Point d’interrogation
L’accusation de plagiat est trop grave pour que nous la lancions à la légère. C’est pourquoi le titre de l’article où nous publiions les comparaisons effectuées par Evelyne Larousserie était assorti d’un point d’interrogation : « Joseph Macé-Scaron plagiaire ? » Et nous notions simplement : Joseph Macé-Scaron « pratique même le copier-coller à l’excès. Plagiat ? Au lecteur de juger... »
Joseph Macé-Scaron, dans la dépêche de l’Agence France presse qui lui donne largement la parole, s’indigne : « On lance un soupçon et au fur et à mesure le point d’interrogation derrière ce terme tombe. » Pierre Assouline, dans sa chronique du Monde des livres [1], renchérit : « En quelques heures, le point d’interrogation a sauté, le coupable lynché.
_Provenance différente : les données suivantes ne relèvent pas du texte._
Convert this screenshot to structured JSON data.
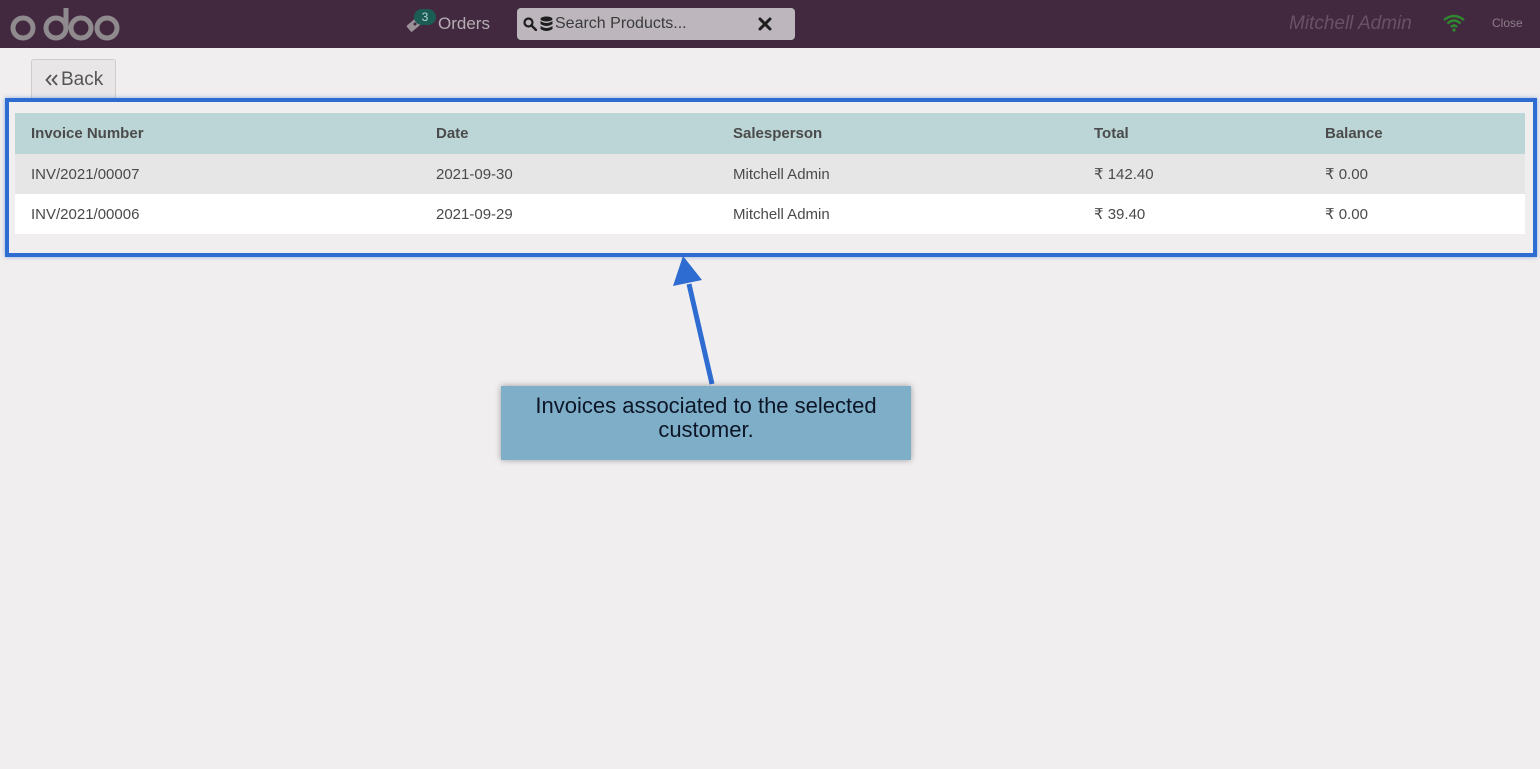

Plagiaire. » Pas sur notre site, bien sûr. Mais dans le recyclage tous médias des informations publiées par Arrêt sur images (Asi) et nous-mêmes.
Pourtant, Bruno Roger-Petit, grand défenseur de Joseph Macé-Scaron, nous inflige une leçon de lecture que nous lui retournons volontiers. Ironisant sur « les fins limiers d’Acrimed », le très cultivé écrit : « Si un dénonciateur anonyme ne leur avait pas signalé les passages empruntés à Byron, ils n’auraient pu lancer leur “fatwa” littéraire. » Une « fatwa » flanquée d’un point d’interrogation ? Mais notre très cultivé ne sait pas lire : le dénonciateur anonyme n’est ni un dénonciateur ni anonyme, puisque notre article mentionne que c’est Evelyne Larousserie qui nous a transmis les informations, ainsi qu’à Asi. Mais laissons ce fin lettré à ses aveugles lectures…
Pourquoi ce redoutable changement de ponctuation ? Les défenseurs de Macé-Scaron, qui se posent du même coup en défenseurs de la littérature, l’attribuent à l’inculture générale, notamment des internautes-forumeurs, et se gardent bien de mettre ouvertement en cause les titres des reprises par les médias professionnels… et Macé-Scaron en personne.
Or les choses sont terriblement simples. Interrogé par Asi (lien payant), Joseph Macé-Scaron admet dans un premier temps avoir fait une « connerie ». Et tout le monde comprend [2], qu’il reconnaît ainsi, en atténuant le larcin, avoir commis un plagiat… et non des « emprunts », comme le prétend Pierre Assouline qui confond les « explications » de la veille avec celles du lendemain [3].
Et tout le reste est littérature ?
Le lendemain en effet – la nuit portant conseil –, Joseph Macé-Scaron reconnaît des emprunts qu’il attribue à « l’intertextualité ».
Ah, l’intertextualité ! Plusieurs définitions sont possibles. Mais dans son sens le plus large, la notion d’intertextualité renvoie à toutes les formes de présence d’un ou de plusieurs textes dans un autre : citations, parodies, emprunts… et plagiats. Et il est vrai que la littérature abonde d’emprunts que l’on peut ou non assimiler à des plagiats. Souvent la justice ne parvient pas à trancher. Mais qu’elle y parvienne ou non, la question relève peut-être avant tout du jugement littéraire.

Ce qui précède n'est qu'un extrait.